WannaCryptor attack ‘may have come from Lazarus group’

WannaCryptor attack ‘may have come from Lazarus group’

Experts in the UK and the US have reportedly claimed that the recent global WannaCryptor ransomware attack was initiated by the North Korean Lazarus Group.

Experts in the UK and the US have reportedly claimed that the recent global WannaCryptor ransomware attack was initiated by the North Korean Lazarus Group.

Experts in the UK and the US reportedly have claimed that the recent global WannaCryptor ransomware attack was initiated by the North Korean Lazarus Group.

The National Cyber Security Centre in the UK has declined to comment on the reports, but a separate source reportedly has confirmed to the the Guardian that the organization had completed an assessment on the group within the last few weeks.

Also, another security source has told the BBC that the NCSC believes that the Lazarus Group was indeed behind the latest attack, which affected organizations the world over.

The BBC has also claimed that WannaCryptor has already been linked with a cyberattack on Sony Pictures in 2014.

That incident came as the company prepared to release the movie The Interview, a satire about the North Korean regime.

WannaCryptor swept across the world in May, locking computers and demanding money in order for them to be unlocked.

According to Rob Wainwright, executive director of Europol, what made the attack so unique was its “unprecedented” global reach.

Researchers at Elliptic, a British firm that specializes in bitcoin payments, reportedly have said there is no evidence of withdrawals out of the wallets into which money was paid, although people are still paying into them.

While the Lazarus Group is believed to be based in North Korea, the exact level of involvement of the leadership is not quite so clear cut.

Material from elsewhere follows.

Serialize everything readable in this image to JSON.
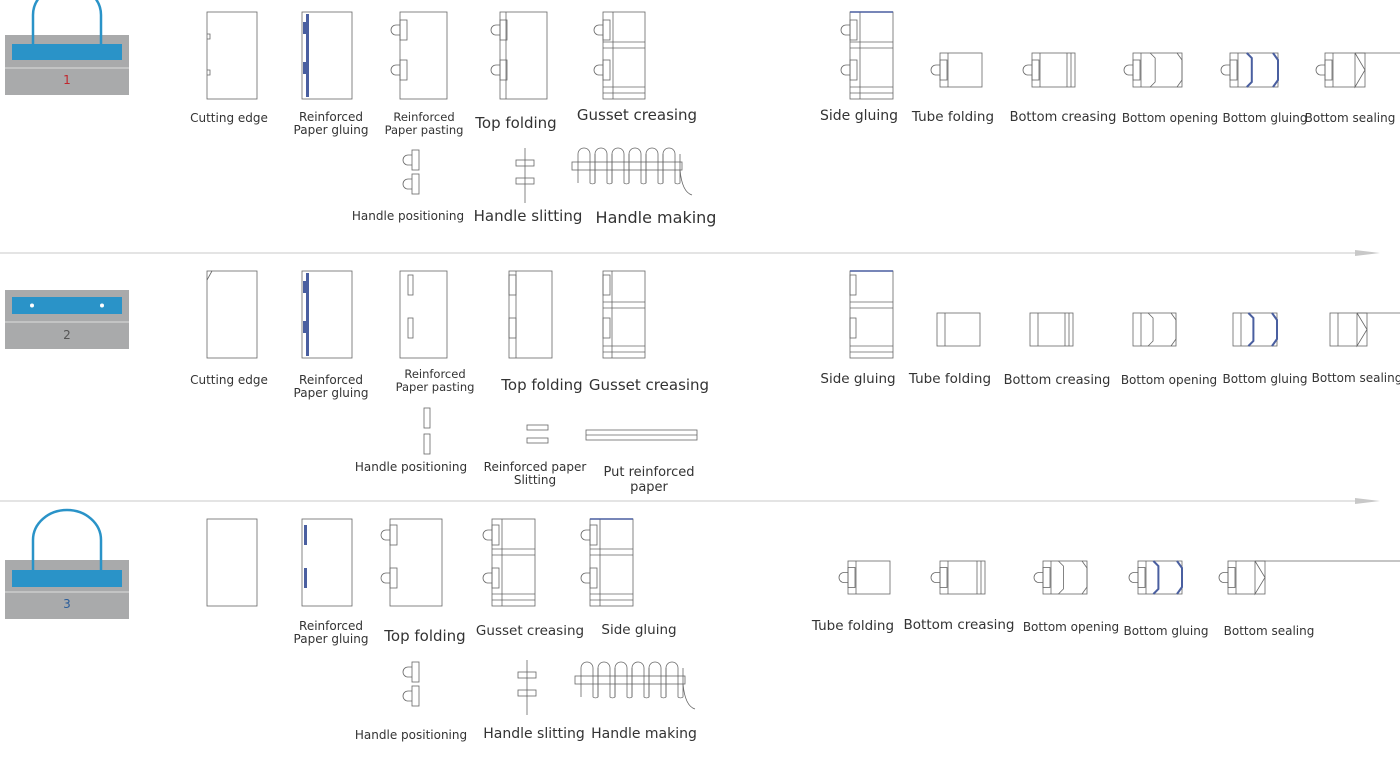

Private sector cybersecurity researchers around the world began to pick apart the code through reverse engineering, although the findings of the UK’s NCSC is likely to be based on wider research.

One of the main ways of attributing cyberattacks to certain organizations and entities is through code overlaps.

For instance, if two pieces of software use the same portions of code for achieving certain goals, it implies that they may have the same author. Nevertheless even this method is not completely fool-proof.